Di kursi kerjanya Januar meregangkan tubuhnya setelah ia menyelesaikan pekerjaannya hari ini, Januar melirik jam digital di meja kerjanya yang menunjukkan pukul 9 malam. Ia lalu beranjak bangun, mengambil jas-nya yang tergantung. Baru saja berjalan beberapa langkah Januar merasakan ponselnya bergetar, ia melihat nomer asing muncul di layar ponselnya. Sesaat Januar berpikir siapakah orang yang mengubungi nomernya di waktu seperti ini, ia bukan tipikal orang yang memberikan nomernya ke sembarang orang namun akhirnya Januar memutuskan untuk mengangkat panggilan tersebut.

"Halo?"

"Halo Januar, ini gue Rendy."

Kerutan di dahi Januar menghilang ketika mengetahui orang yang memanggilnya adalah Rendy. "Iya Ren, gimana?"

"Lo lagi sibuk nggak?"

"Nggak, baru aja gue selesai kerja. Ada apa?"

"Gue mau minta tolong, lo bisa nganterin Bian pulang nggak? Dia minum banyak di Lounge sampe mabuk, gue udah hubungin Celine tapi dia masih ada kerjaan terus gue di suruh hubungin lo."

"Oke, gue ke sana," ujar Januar tanpa berpikir panjang dan melanjutkan langkahnya dengan cepat.

***

Sesampainya di Lounge, mata Januar langsung tertuju pada seorang wanita yang sudah tertelungkup di atas meja bar dengan sebagian rambut panjang yang menutupi wajahnya. Rendy yang baru saja selesai melayani pelanggannya beralih pada Januar yang kini berdiri di samping Bian memperhatikannya yang terpejam.

"Tadi gue sibuk banget ngelayanin pelanggan, gue nggak tau kalo Bian bakal minum sebanyak itu sampe mabuk."

Januar beralih menatap Rendy. "Thanks ya udah hubungin gue."

Rendy mengangguk samar. "Lo tau apartemen-nya kan?"

Januar mengangguk.

"Oke. Kalo gitu gue lanjut kerja dulu, gue nitip Bian ya," ujar Rendy, terkadang ia memang seperti figure seorang kakak untuk Bian. Rendy lalu kembali melanjutkan pekerjaannya.

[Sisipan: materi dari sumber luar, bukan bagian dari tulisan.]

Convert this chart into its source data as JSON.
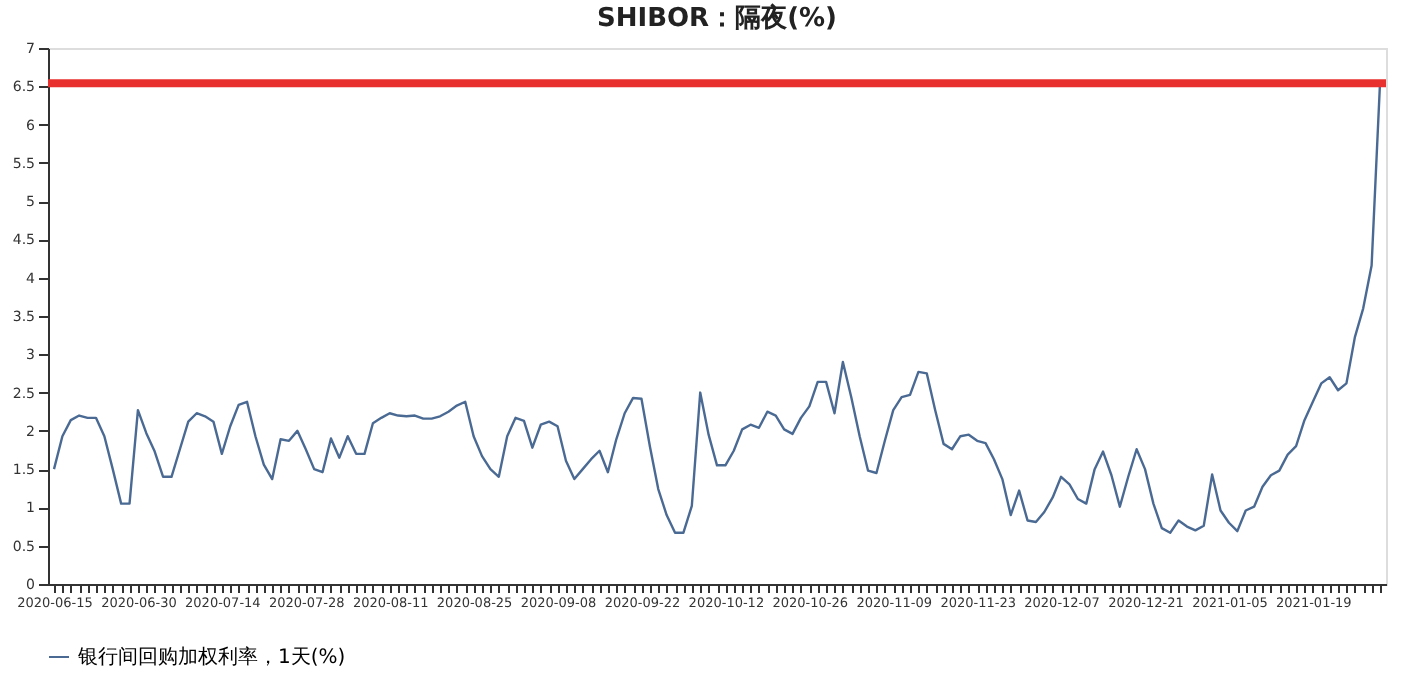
{
  "chart_data": {
    "type": "line",
    "title": "SHIBOR：隔夜(%)",
    "categories": [
      "2020-06-15",
      null,
      null,
      null,
      null,
      null,
      null,
      null,
      null,
      null,
      "2020-06-30",
      null,
      null,
      null,
      null,
      null,
      null,
      null,
      null,
      null,
      "2020-07-14",
      null,
      null,
      null,
      null,
      null,
      null,
      null,
      null,
      null,
      "2020-07-28",
      null,
      null,
      null,
      null,
      null,
      null,
      null,
      null,
      null,
      "2020-08-11",
      null,
      null,
      null,
      null,
      null,
      null,
      null,
      null,
      null,
      "2020-08-25",
      null,
      null,
      null,
      null,
      null,
      null,
      null,
      null,
      null,
      "2020-09-08",
      null,
      null,
      null,
      null,
      null,
      null,
      null,
      null,
      null,
      "2020-09-22",
      null,
      null,
      null,
      null,
      null,
      null,
      null,
      null,
      null,
      "2020-10-12",
      null,
      null,
      null,
      null,
      null,
      null,
      null,
      null,
      null,
      "2020-10-26",
      null,
      null,
      null,
      null,
      null,
      null,
      null,
      null,
      null,
      "2020-11-09",
      null,
      null,
      null,
      null,
      null,
      null,
      null,
      null,
      null,
      "2020-11-23",
      null,
      null,
      null,
      null,
      null,
      null,
      null,
      null,
      null,
      "2020-12-07",
      null,
      null,
      null,
      null,
      null,
      null,
      null,
      null,
      null,
      "2020-12-21",
      null,
      null,
      null,
      null,
      null,
      null,
      null,
      null,
      null,
      "2021-01-05",
      null,
      null,
      null,
      null,
      null,
      null,
      null,
      null,
      null,
      "2021-01-19",
      null,
      null,
      null,
      null,
      null,
      null,
      null,
      null
    ],
    "series": [
      {
        "name": "银行间回购加权利率，1天(%)",
        "color": "#4a6a94",
        "values": [
          1.5,
          1.93,
          2.14,
          2.2,
          2.17,
          2.17,
          1.93,
          1.5,
          1.05,
          1.05,
          2.27,
          1.97,
          1.73,
          1.4,
          1.4,
          1.76,
          2.12,
          2.23,
          2.19,
          2.12,
          1.7,
          2.06,
          2.34,
          2.38,
          1.93,
          1.56,
          1.37,
          1.89,
          1.87,
          2.0,
          1.76,
          1.5,
          1.46,
          1.9,
          1.65,
          1.93,
          1.7,
          1.7,
          2.1,
          2.17,
          2.23,
          2.2,
          2.19,
          2.2,
          2.16,
          2.16,
          2.19,
          2.25,
          2.33,
          2.38,
          1.93,
          1.67,
          1.5,
          1.4,
          1.93,
          2.17,
          2.13,
          1.78,
          2.08,
          2.12,
          2.06,
          1.61,
          1.37,
          1.5,
          1.63,
          1.74,
          1.46,
          1.89,
          2.23,
          2.43,
          2.42,
          1.8,
          1.24,
          0.9,
          0.67,
          0.67,
          1.02,
          2.5,
          1.95,
          1.55,
          1.55,
          1.74,
          2.02,
          2.08,
          2.04,
          2.25,
          2.2,
          2.02,
          1.96,
          2.17,
          2.32,
          2.64,
          2.64,
          2.23,
          2.9,
          2.44,
          1.93,
          1.48,
          1.45,
          1.87,
          2.27,
          2.44,
          2.47,
          2.77,
          2.75,
          2.27,
          1.83,
          1.76,
          1.93,
          1.95,
          1.87,
          1.84,
          1.63,
          1.37,
          0.9,
          1.22,
          0.83,
          0.81,
          0.94,
          1.13,
          1.4,
          1.3,
          1.11,
          1.05,
          1.5,
          1.73,
          1.42,
          1.01,
          1.4,
          1.76,
          1.5,
          1.05,
          0.73,
          0.67,
          0.83,
          0.75,
          0.7,
          0.76,
          1.43,
          0.96,
          0.8,
          0.69,
          0.96,
          1.01,
          1.27,
          1.42,
          1.48,
          1.69,
          1.8,
          2.14,
          2.38,
          2.62,
          2.7,
          2.53,
          2.62,
          3.22,
          3.6,
          4.16,
          6.54
        ]
      }
    ],
    "ylim": [
      0,
      7
    ],
    "yticks": [
      0,
      0.5,
      1,
      1.5,
      2,
      2.5,
      3,
      3.5,
      4,
      4.5,
      5,
      5.5,
      6,
      6.5,
      7
    ],
    "ref_lines": [
      {
        "axis": "y",
        "value": 6.54,
        "color": "#e8312f"
      }
    ],
    "grid": false,
    "legend": "bottom",
    "marker": "none",
    "line_style": "solid"
  }
}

Sepeninggalnya Rendy, Januar dengan ragu menyentuh bahu Bian, ia perlahan menggoyangkan bahunya membangunkan wanita itu.

"Bian ...."

Dahi Bian mengerut, perlahan matanya terbuka dan menatap wajah Januar dengan mata menyipit. "Hm?"

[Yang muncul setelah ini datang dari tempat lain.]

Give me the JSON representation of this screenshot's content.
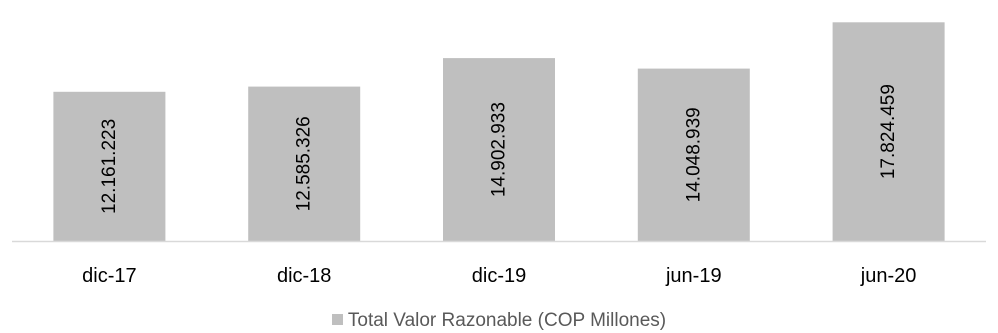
{
  "chart_data": {
    "type": "bar",
    "categories": [
      "dic-17",
      "dic-18",
      "dic-19",
      "jun-19",
      "jun-20"
    ],
    "series": [
      {
        "name": "Total Valor Razonable (COP Millones)",
        "values": [
          12161223,
          12585326,
          14902933,
          14048939,
          17824459
        ],
        "labels": [
          "12.161.223",
          "12.585.326",
          "14.902.933",
          "14.048.939",
          "17.824.459"
        ],
        "color": "#bfbfbf"
      }
    ],
    "title": "",
    "xlabel": "",
    "ylabel": "",
    "ylim": [
      0,
      18500000
    ],
    "grid": false,
    "legend_position": "bottom",
    "axis_color": "#d9d9d9"
  }
}
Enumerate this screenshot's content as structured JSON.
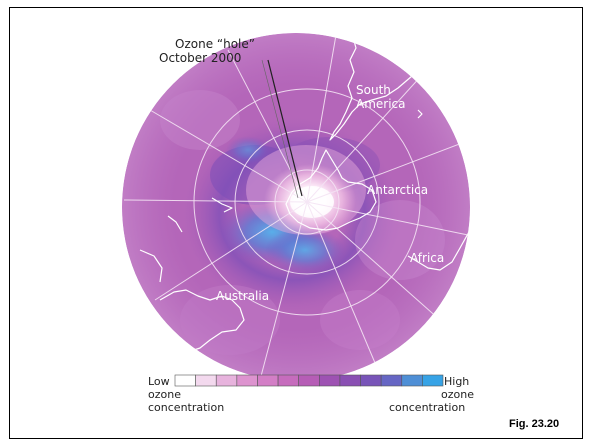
{
  "figure_label": "Fig. 23.20",
  "callout": {
    "line1": "Ozone “hole”",
    "line2": "October 2000"
  },
  "regions": {
    "south_america_1": "South",
    "south_america_2": "America",
    "antarctica": "Antarctica",
    "africa": "Africa",
    "australia": "Australia"
  },
  "legend": {
    "low": "Low",
    "high": "High",
    "ozone_left": "ozone",
    "ozone_right": "ozone",
    "concentration_left": "concentration",
    "concentration_right": "concentration",
    "colors": [
      "#ffffff",
      "#f3d9ee",
      "#e7b3dd",
      "#dd93cf",
      "#d37ec6",
      "#c66cbd",
      "#b65db6",
      "#9e52b3",
      "#8a4fb3",
      "#7854b8",
      "#6666c4",
      "#4f8fd6",
      "#37a3e6"
    ]
  }
}
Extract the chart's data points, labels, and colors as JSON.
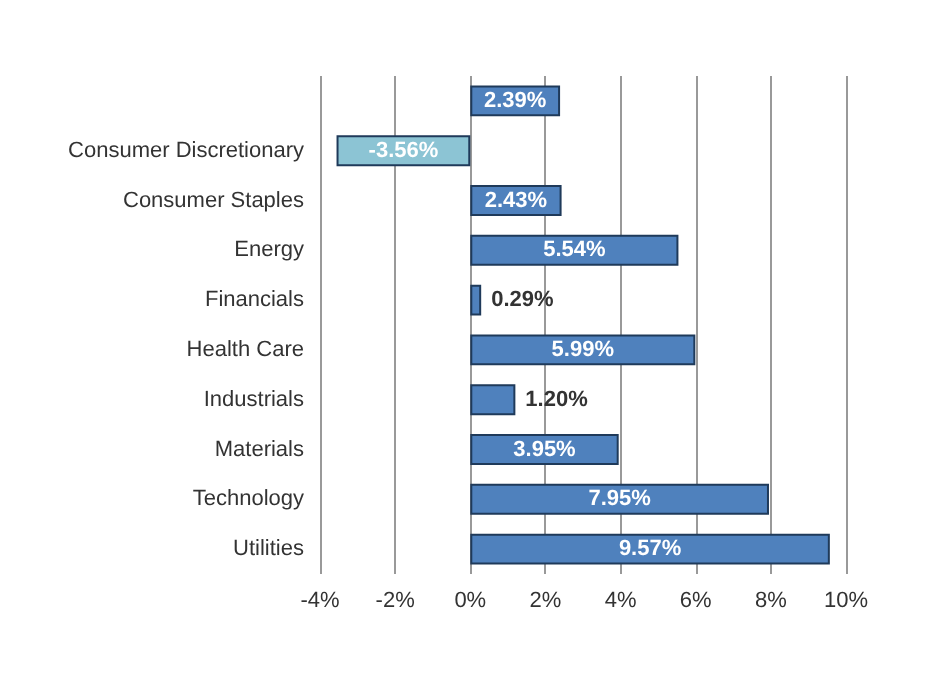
{
  "chart_data": {
    "type": "bar",
    "orientation": "horizontal",
    "categories": [
      null,
      "Consumer Discretionary",
      "Consumer Staples",
      "Energy",
      "Financials",
      "Health Care",
      "Industrials",
      "Materials",
      "Technology",
      "Utilities"
    ],
    "values": [
      2.39,
      -3.56,
      2.43,
      5.54,
      0.29,
      5.99,
      1.2,
      3.95,
      7.95,
      9.57
    ],
    "colors": [
      "#4f81bd",
      "#8cc4d4",
      "#4f81bd",
      "#4f81bd",
      "#4f81bd",
      "#4f81bd",
      "#4f81bd",
      "#4f81bd",
      "#4f81bd",
      "#4f81bd"
    ],
    "value_labels": [
      "2.39%",
      "-3.56%",
      "2.43%",
      "5.54%",
      "0.29%",
      "5.99%",
      "1.20%",
      "3.95%",
      "7.95%",
      "9.57%"
    ],
    "xlim": [
      -4,
      10
    ],
    "xticks": [
      {
        "value": -4,
        "label": "-4%"
      },
      {
        "value": -2,
        "label": "-2%"
      },
      {
        "value": 0,
        "label": "0%"
      },
      {
        "value": 2,
        "label": "2%"
      },
      {
        "value": 4,
        "label": "4%"
      },
      {
        "value": 6,
        "label": "6%"
      },
      {
        "value": 8,
        "label": "8%"
      },
      {
        "value": 10,
        "label": "10%"
      }
    ],
    "grid": "x"
  }
}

"Ayo bangun, gue anterin lo pulang."

"Januar?"

"Iya, ini Januar. Come on wake up." Januar berusaha membantu Bian bangun.

"No ... no ... gue masih mau minum." Kepala Bian menggeleng lemah.

"You're drunk, Bian."

"No, I'm not." Itu artinya Bian sudah benar-benar mabuk.

Januar mendengus samar, ia kembali berusaha membangunkan Bian untuk berdiri dan wanita itu akhirnya menurut. Januar lalu memapahnya namun Bian justru terkulai dalam dekapannya sehingga membuat Januar sedikit terkejut. Ia berusaha mengatur napasnya ketika merasakan detak jantungnya berdebar cepat, Januar lalu memapah Bian keluar dari Lounge menuju mobilnya.

Saat sudah sampai di depan pintu apartemen, Januar terdiam sementara Bian masih dalam rangkulannya. "Bian, password apartemen lo apa?"

Bian dengan mata terpejam namun masih bisa mendengar ucapan januar bergumam. "Apartemen?"

"Iya, password apartemen lo apa?" ulang Januar sangat sabar.

"Oh ... itu ...." Bian sedikit membuka matanya, ia mendongak menatap Januar yang lebih tinggi darinya hal tersebut membuat Januar turut menurunkan pandangannya pada Bian. "Tanggal lahirnya Pram." Bian kembali memejamkan matanya dengan kepala yang terkulai di bahu Januar.